Your $\,P(n)\,$ is $\, G_n = 3^n - 2^n.\,$ You have verified that $\,P(0)\,$ is true.

Your induction hypothesis is that $\,P(k)\,$ is true for all $k \le n.\,$ You have essentially shown that $\,P(n\!-\!1),P(n)\,\Rightarrow\,P(n\!+\!1)\,$ but that only works for $\,n\ge 1$ (else $\,P(n-1)\,$ is undefined). Thus you need to separately verify $\,P(1)\,$ (to be pedantic, this is part of the inductive step, not the base case, according to the above formulation of strong induction, though that is a somewhat arbitrary distinction)
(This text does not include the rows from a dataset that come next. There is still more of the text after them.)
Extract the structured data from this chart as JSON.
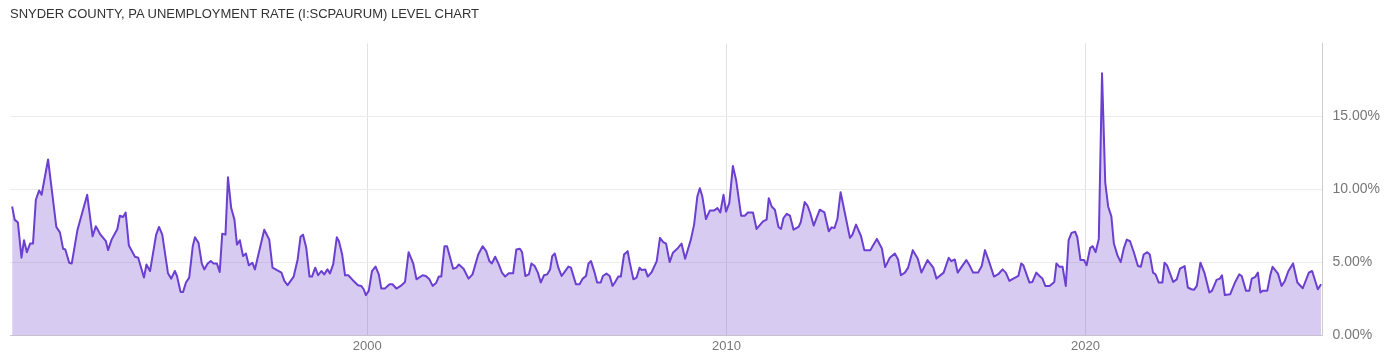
{
  "chart_data": {
    "type": "area",
    "title": "SNYDER COUNTY, PA UNEMPLOYMENT RATE (I:SCPAURUM) LEVEL CHART",
    "x": [
      1990.11,
      1990.18,
      1990.27,
      1990.37,
      1990.44,
      1990.52,
      1990.61,
      1990.69,
      1990.77,
      1990.86,
      1990.93,
      1991.11,
      1991.34,
      1991.44,
      1991.53,
      1991.59,
      1991.7,
      1991.77,
      1991.93,
      1992.2,
      1992.35,
      1992.44,
      1992.57,
      1992.72,
      1992.78,
      1992.88,
      1993.04,
      1993.11,
      1993.2,
      1993.27,
      1993.36,
      1993.53,
      1993.62,
      1993.78,
      1993.85,
      1993.95,
      1994.12,
      1994.2,
      1994.29,
      1994.45,
      1994.54,
      1994.64,
      1994.7,
      1994.8,
      1994.87,
      1994.95,
      1995.04,
      1995.14,
      1995.2,
      1995.3,
      1995.39,
      1995.46,
      1995.55,
      1995.64,
      1995.72,
      1995.81,
      1995.89,
      1995.96,
      1996.05,
      1996.12,
      1996.21,
      1996.3,
      1996.37,
      1996.45,
      1996.54,
      1996.62,
      1996.7,
      1996.8,
      1996.87,
      1997.13,
      1997.27,
      1997.36,
      1997.61,
      1997.69,
      1997.78,
      1997.95,
      1998.06,
      1998.14,
      1998.21,
      1998.3,
      1998.39,
      1998.46,
      1998.55,
      1998.63,
      1998.72,
      1998.8,
      1998.89,
      1998.96,
      1999.05,
      1999.15,
      1999.21,
      1999.3,
      1999.38,
      1999.47,
      1999.59,
      1999.74,
      1999.83,
      1999.9,
      1999.96,
      2000.04,
      2000.13,
      2000.23,
      2000.32,
      2000.39,
      2000.49,
      2000.62,
      2000.7,
      2000.81,
      2000.93,
      2001.05,
      2001.15,
      2001.28,
      2001.37,
      2001.54,
      2001.63,
      2001.73,
      2001.82,
      2001.92,
      2001.99,
      2002.06,
      2002.15,
      2002.22,
      2002.39,
      2002.48,
      2002.55,
      2002.68,
      2002.82,
      2002.93,
      2003.09,
      2003.21,
      2003.31,
      2003.4,
      2003.47,
      2003.56,
      2003.65,
      2003.75,
      2003.84,
      2003.94,
      2004.06,
      2004.15,
      2004.25,
      2004.31,
      2004.4,
      2004.5,
      2004.57,
      2004.66,
      2004.75,
      2004.83,
      2004.92,
      2005.01,
      2005.09,
      2005.15,
      2005.22,
      2005.32,
      2005.41,
      2005.48,
      2005.6,
      2005.67,
      2005.81,
      2005.91,
      2006.0,
      2006.09,
      2006.16,
      2006.23,
      2006.33,
      2006.4,
      2006.5,
      2006.56,
      2006.66,
      2006.75,
      2006.83,
      2006.89,
      2006.99,
      2007.06,
      2007.15,
      2007.25,
      2007.31,
      2007.41,
      2007.5,
      2007.58,
      2007.64,
      2007.74,
      2007.81,
      2007.92,
      2008.06,
      2008.15,
      2008.24,
      2008.32,
      2008.42,
      2008.51,
      2008.63,
      2008.75,
      2008.85,
      2009.01,
      2009.1,
      2009.19,
      2009.26,
      2009.33,
      2009.43,
      2009.54,
      2009.66,
      2009.75,
      2009.83,
      2009.92,
      2009.99,
      2010.08,
      2010.18,
      2010.27,
      2010.41,
      2010.51,
      2010.6,
      2010.74,
      2010.84,
      2011.02,
      2011.12,
      2011.18,
      2011.26,
      2011.35,
      2011.45,
      2011.52,
      2011.59,
      2011.68,
      2011.77,
      2011.87,
      2012.01,
      2012.07,
      2012.18,
      2012.26,
      2012.34,
      2012.43,
      2012.6,
      2012.73,
      2012.85,
      2012.93,
      2013.01,
      2013.09,
      2013.18,
      2013.28,
      2013.44,
      2013.51,
      2013.61,
      2013.75,
      2013.84,
      2014.01,
      2014.07,
      2014.19,
      2014.33,
      2014.42,
      2014.55,
      2014.69,
      2014.78,
      2014.86,
      2014.97,
      2015.06,
      2015.19,
      2015.33,
      2015.43,
      2015.6,
      2015.76,
      2015.85,
      2016.05,
      2016.19,
      2016.26,
      2016.36,
      2016.44,
      2016.68,
      2016.77,
      2016.87,
      2017.01,
      2017.11,
      2017.2,
      2017.31,
      2017.45,
      2017.57,
      2017.69,
      2017.78,
      2017.88,
      2017.99,
      2018.13,
      2018.21,
      2018.27,
      2018.44,
      2018.52,
      2018.63,
      2018.72,
      2018.8,
      2018.88,
      2019.0,
      2019.13,
      2019.19,
      2019.27,
      2019.36,
      2019.45,
      2019.53,
      2019.61,
      2019.71,
      2019.77,
      2019.86,
      2019.96,
      2020.03,
      2020.13,
      2020.2,
      2020.28,
      2020.37,
      2020.46,
      2020.55,
      2020.63,
      2020.72,
      2020.79,
      2020.89,
      2020.98,
      2021.07,
      2021.15,
      2021.24,
      2021.35,
      2021.46,
      2021.54,
      2021.62,
      2021.72,
      2021.79,
      2021.88,
      2021.95,
      2022.04,
      2022.14,
      2022.2,
      2022.27,
      2022.44,
      2022.54,
      2022.63,
      2022.76,
      2022.85,
      2022.95,
      2023.02,
      2023.1,
      2023.2,
      2023.31,
      2023.45,
      2023.52,
      2023.65,
      2023.74,
      2023.8,
      2023.88,
      2024.03,
      2024.17,
      2024.28,
      2024.35,
      2024.47,
      2024.56,
      2024.63,
      2024.73,
      2024.8,
      2024.87,
      2024.93,
      2025.06,
      2025.15,
      2025.21,
      2025.36,
      2025.46,
      2025.55,
      2025.65,
      2025.78,
      2025.9,
      2026.05,
      2026.22,
      2026.31,
      2026.47,
      2026.56
    ],
    "series": [
      {
        "color": "#6b3fcf",
        "values": [
          8.83,
          7.93,
          7.74,
          5.32,
          6.52,
          5.7,
          6.29,
          6.29,
          9.29,
          9.92,
          9.63,
          12.05,
          7.43,
          7.06,
          5.93,
          5.88,
          4.98,
          4.93,
          7.24,
          9.63,
          6.79,
          7.47,
          6.9,
          6.45,
          5.84,
          6.56,
          7.29,
          8.2,
          8.11,
          8.42,
          6.16,
          5.39,
          5.32,
          3.96,
          4.86,
          4.41,
          6.9,
          7.43,
          6.9,
          4.25,
          3.89,
          4.41,
          4.07,
          2.98,
          2.98,
          3.62,
          3.96,
          6.11,
          6.72,
          6.34,
          4.93,
          4.52,
          4.91,
          5.09,
          4.93,
          4.93,
          4.34,
          6.97,
          6.9,
          10.83,
          8.72,
          7.93,
          6.22,
          6.52,
          5.43,
          5.61,
          4.8,
          4.98,
          4.52,
          7.24,
          6.56,
          4.64,
          4.3,
          3.73,
          3.44,
          4.03,
          5.2,
          6.75,
          6.9,
          6.0,
          4.03,
          4.03,
          4.64,
          4.12,
          4.41,
          4.18,
          4.52,
          4.25,
          4.86,
          6.72,
          6.45,
          5.54,
          4.12,
          4.12,
          3.8,
          3.44,
          3.39,
          3.16,
          2.76,
          3.05,
          4.41,
          4.71,
          4.18,
          3.21,
          3.21,
          3.5,
          3.5,
          3.21,
          3.39,
          3.66,
          5.7,
          4.91,
          3.84,
          4.12,
          4.07,
          3.84,
          3.39,
          3.61,
          4.03,
          4.03,
          6.11,
          6.11,
          4.57,
          4.64,
          4.86,
          4.57,
          3.89,
          4.18,
          5.54,
          6.11,
          5.77,
          5.09,
          4.93,
          5.39,
          4.93,
          4.3,
          4.03,
          4.25,
          4.25,
          5.88,
          5.93,
          5.7,
          4.07,
          4.18,
          4.93,
          4.75,
          4.3,
          3.62,
          4.12,
          4.18,
          4.52,
          5.43,
          5.61,
          4.64,
          4.07,
          4.3,
          4.71,
          4.64,
          3.5,
          3.5,
          3.89,
          4.07,
          4.93,
          5.09,
          4.3,
          3.62,
          3.62,
          4.07,
          4.23,
          4.07,
          3.39,
          3.61,
          4.03,
          4.03,
          5.54,
          5.77,
          4.98,
          3.84,
          3.96,
          4.64,
          4.48,
          4.52,
          4.03,
          4.34,
          5.09,
          6.68,
          6.39,
          6.29,
          5.02,
          5.66,
          5.93,
          6.29,
          5.25,
          6.56,
          7.59,
          9.51,
          10.08,
          9.51,
          7.97,
          8.56,
          8.56,
          8.72,
          8.42,
          9.63,
          8.48,
          9.06,
          11.6,
          10.65,
          8.2,
          8.2,
          8.42,
          8.42,
          7.29,
          7.81,
          7.93,
          9.4,
          8.83,
          8.61,
          7.43,
          7.29,
          8.04,
          8.33,
          8.2,
          7.24,
          7.43,
          7.75,
          9.13,
          8.88,
          8.33,
          7.52,
          8.61,
          8.42,
          7.13,
          7.4,
          7.36,
          7.97,
          9.81,
          8.61,
          6.68,
          6.9,
          7.59,
          6.79,
          5.84,
          5.84,
          6.11,
          6.61,
          5.95,
          4.68,
          5.32,
          5.61,
          5.2,
          4.12,
          4.3,
          4.64,
          5.84,
          5.25,
          4.3,
          5.16,
          4.64,
          3.89,
          4.3,
          5.32,
          5.09,
          5.2,
          4.3,
          5.16,
          4.8,
          4.3,
          4.3,
          4.75,
          5.84,
          5.09,
          4.03,
          4.19,
          4.52,
          4.3,
          3.73,
          3.89,
          4.07,
          4.93,
          4.8,
          3.62,
          3.66,
          4.3,
          4.07,
          3.89,
          3.39,
          3.39,
          3.66,
          4.93,
          4.71,
          4.71,
          3.39,
          6.52,
          7.02,
          7.1,
          6.74,
          5.16,
          5.16,
          4.8,
          6.0,
          6.11,
          5.7,
          6.61,
          17.95,
          10.46,
          8.83,
          8.15,
          6.29,
          5.48,
          5.02,
          6.0,
          6.56,
          6.45,
          5.66,
          4.75,
          4.7,
          5.54,
          5.7,
          5.54,
          4.3,
          4.18,
          3.62,
          3.62,
          4.98,
          4.8,
          3.66,
          3.84,
          4.57,
          4.75,
          3.28,
          3.16,
          3.12,
          3.39,
          4.98,
          4.3,
          2.94,
          3.05,
          3.8,
          3.89,
          4.12,
          2.76,
          2.82,
          3.66,
          4.18,
          4.07,
          3.05,
          3.05,
          3.89,
          4.01,
          4.3,
          2.94,
          3.05,
          3.05,
          4.18,
          4.7,
          4.23,
          3.39,
          3.73,
          4.41,
          4.93,
          3.62,
          3.23,
          4.3,
          4.41,
          3.16,
          3.5
        ]
      }
    ],
    "xlim": [
      1990.05,
      2026.6
    ],
    "xticks": [
      2000,
      2010,
      2020
    ],
    "ylim": [
      0,
      20
    ],
    "yticks": [
      {
        "value": 0,
        "label": "0.00%"
      },
      {
        "value": 5,
        "label": "5.00%"
      },
      {
        "value": 10,
        "label": "10.00%"
      },
      {
        "value": 15,
        "label": "15.00%"
      }
    ],
    "grid": true
  }
}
It is illuminating to observe that the recurrence in the induction is a special case of

$$ a^{n+1}-b^{n+1} =\, (a+b)(a^n-b^n) -ab (a^{n-1} - b^{n-1})$$

which can be verified directly or derived from the fact that $\,a,b\,$ are roots of

$$(x\!-\!a)(x\!-\!b) = x^2\! - (a\!+\!b) x + ab\,\Rightarrow\, x^{n+1}\! = (a\!+\!b)\,x^n - ab\, x^{n-1}$$

The proof will be simpler (and more insightful) if you work with this general case, i.e. prove that $\,f_n = a^n - b^n\,$ satisfies $\,f_{n+1} = (a+b) f_{n} - ab f_{n-1},\ f_0 = 1,\ f_1 = a-b\,$ for all $\,n\ge 0.\,$ Then your problem is just the special case $\,a,b = 3,2,\,$ and the inductive step is much clearer.

Answer 2

Yes, your proof is perfectly fine. Good job! You can write something like "The assertion follows.". But honestly it isn't necessary since it is in this case pretty simple for readers to see where the proof is complete (after the inductive step).